Health

Here Are 5 of the Most Addictive Foods

March 16th 2016

By:
Thor Benson

Everyone has certain foods that they have a hard time putting down. You might compare cheese to heroin, and you wouldn't be wrong, because it naturally contains small amounts of morphine. But it's the highly processed foods that are typically hardest to escape.

Highly processed foods tend to contain lots of sugar and lots of fat. Sugar addiction has been compared to cocaine addiction, and so has addiction to fatty foods. What they serve at McDonald's may be as habit-forming as what a vendor might be selling in the alley next to McDonald's.

It's bad enough that these foods end up this way. Certainly no one's making them like this on purpose, right? Wrong: Welcome to capitalism.

fast food

Foods are sometimes processed with the explicit intention of making them more addictive, Erica Schulte — a doctoral student in clinical psychology at the University of Michigan who published a study on addictive foods in PLOS One last year — told ATTN:. In the same way "drugs are processed to increase their addictive potential," foods can be "manufactured to be particularly rewarding through the addition of fat and refined carbohydrates" such as sugar, she said.

Schulte's research compare such foods to illicit drugs by pointing out how quickly the body absorbs their pleasure-inducing ingredients.

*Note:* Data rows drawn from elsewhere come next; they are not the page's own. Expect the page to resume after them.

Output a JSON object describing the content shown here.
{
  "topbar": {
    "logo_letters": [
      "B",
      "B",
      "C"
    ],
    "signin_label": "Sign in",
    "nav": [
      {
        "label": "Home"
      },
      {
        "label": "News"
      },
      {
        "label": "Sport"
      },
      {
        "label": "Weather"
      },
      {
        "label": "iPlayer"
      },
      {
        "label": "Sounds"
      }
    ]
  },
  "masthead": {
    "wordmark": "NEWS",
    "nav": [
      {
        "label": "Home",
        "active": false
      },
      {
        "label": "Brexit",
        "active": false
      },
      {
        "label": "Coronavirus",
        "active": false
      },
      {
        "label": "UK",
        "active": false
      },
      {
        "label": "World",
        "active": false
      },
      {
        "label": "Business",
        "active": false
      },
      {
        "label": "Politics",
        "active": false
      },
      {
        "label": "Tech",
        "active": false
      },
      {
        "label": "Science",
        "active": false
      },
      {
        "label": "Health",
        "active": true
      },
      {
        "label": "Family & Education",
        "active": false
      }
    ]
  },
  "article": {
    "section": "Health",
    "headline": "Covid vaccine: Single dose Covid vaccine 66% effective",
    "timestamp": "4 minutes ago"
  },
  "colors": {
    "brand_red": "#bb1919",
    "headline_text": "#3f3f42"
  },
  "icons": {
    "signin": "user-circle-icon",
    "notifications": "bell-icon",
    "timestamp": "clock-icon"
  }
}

Below are some of the most addictive foods to watch out for.

1. Pizza

Everyone knows pizza can be a problematic food. Watch someone's Facebook feed after they start a diet, and see how long it takes for them to mention pizza. Not only does pizza have the carbohydrates and fat people seek, it also has a nice salty flavor, one that Americans love and find very addictive. Pizza can contain around 640 mg of sodium, according to the USDA. Schulte's study had participants assess how addictive food is based on the Yale Food Addiction Scale, and pizza came out on top, with a score of 4.01 out of a possible 7.

2. Chocolate

chocolate

Chocolate has a lot of sugar and fat, as well as caffeine, which gives people energy and excites them, making them want more. Chocolate also contains cannabinoids like the compounds found in marijuana, which can cause people to feel relaxed and euphoric, another appealing quality. People rated chocolate on the Yale scale at 3.73.

3. Chips

chips

Chips have lots of salt, sometimes sugar and lots of fat. Whether they are Doritos or Kettle Chips, they can be extremely addictive. An average bag of chips can have around 140 mg to 150 mg of sodium per serving, which keeps people coming back for more. People rated chips at 3.73 on the Yale scale.

4. Cookies

Cookies are high in fat, high in sugar and also typically contain some salt. A serving of chocolate chip cookies can contain around 9 grams of sugar. Not to mention that cookies can have a great mouth feel, making them quite enjoyable to chew. Cookies get a 3.71 on the Yale scale.

5. Ice Cream

ice cream

The average half-cup of ice cream has about 7 grams of fat, according to the USDA. Add in sugar and calories, and you have quite a heavy dessert that's also very addictive. Ice cream rated 3.71 on the Yale scale.

What to do?

All hope is not lost. You can beat food addiction, though it might not be easy. "For individuals reporting symptoms of food addiction, moderation may not be an effective treatment strategy," Schulte said. "Abstinence may be one potential method to consider for some addictive-like eaters."

One problem is that highly processed foods are often marketed to children and are often the cheapest kinds of foods you can get, so they present a unique problem, Schulte said. Tobacco companies can't advertise addictive cigarettes to children, but fast food companies can advertise toys and playrooms as enticements.

Getting used to eating unhealthy food at a young age makes it harder to avoid such foods as an adult. Schulte said limiting how these foods are marketed and making it less acceptable to eat them regularly could help the general public. Beyond that, parents have to take some control of how their children develop eating habits.